Site-archief

Leertheoretische kenmerken bij training communicatieve vaardigheden #gastblog

Hi Marcel,

Vorige week zag ik een enthousiaste tweet van onze collega van de faculteit Social Work Didi Joppe (@ditoma3). Ze had een 8 voor haar artikel ‘Ontwerpen van leersituatie, theoretische kaders’! Geweldig! Ik vroeg natuurlijk meteen om een gastblogje 🙂 Zo’n artikel past natuurlijk wel in de serie #onderwijsontwerpen.

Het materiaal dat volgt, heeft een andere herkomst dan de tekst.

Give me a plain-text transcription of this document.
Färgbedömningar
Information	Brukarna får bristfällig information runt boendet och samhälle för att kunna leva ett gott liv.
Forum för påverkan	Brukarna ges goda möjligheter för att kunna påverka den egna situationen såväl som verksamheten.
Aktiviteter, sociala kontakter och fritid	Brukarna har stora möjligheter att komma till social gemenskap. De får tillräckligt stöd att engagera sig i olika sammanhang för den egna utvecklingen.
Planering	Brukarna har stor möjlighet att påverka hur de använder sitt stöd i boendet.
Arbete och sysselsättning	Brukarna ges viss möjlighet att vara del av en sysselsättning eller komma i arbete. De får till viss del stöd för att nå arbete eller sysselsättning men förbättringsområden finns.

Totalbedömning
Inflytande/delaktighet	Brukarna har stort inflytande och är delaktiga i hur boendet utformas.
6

Didi volgt de master Onderwijswetenschappen van de Open Universiteit. Tijdens de laatste module moest ze de praktijksituatie, in dit geval een geobserveerde training communicatieve vaardigheden, koppelen aan de leertheorieën (behaviorisme, cognitivisme en constructivisme) en beschrijven in een artikel. Ze heeft het 4000 woorden tellend artikel voor dit blog teruggebracht tot onder de 1000!

Dank voor deze samenvatting en het delen van je bevindingen op ons blog, Didi!
Groet,
Judith

OUR 2bejammed GUEST: Didi Joppe

communication

CC-BY-NC Joan M. Mas

Inleiding

Het werken met mensen in bijzondere omstandigheden zoals binnen de schuldhulpverlening, jongeren met gedragsproblematiek en cliënten met een psychiatrische stoornis, vergt specialistische kennis en vaardigheden. Een Social Worker richt zich op het begeleiden, hulpverlenen en coachen van mensen in dit soort situaties (http://www.zuyd.nl/studeren/studieoverzicht/social-work). Het voeren van een professioneel gesprek met een cliënt is één van de vakgebieden op de opleiding Social Work van Zuyd Hogeschool in Sittard. Hiervoor is de leerlijn, ‘Communicatieve vaardigheden en methodiek generiek’ ontwikkeld voor de propedeutische fase.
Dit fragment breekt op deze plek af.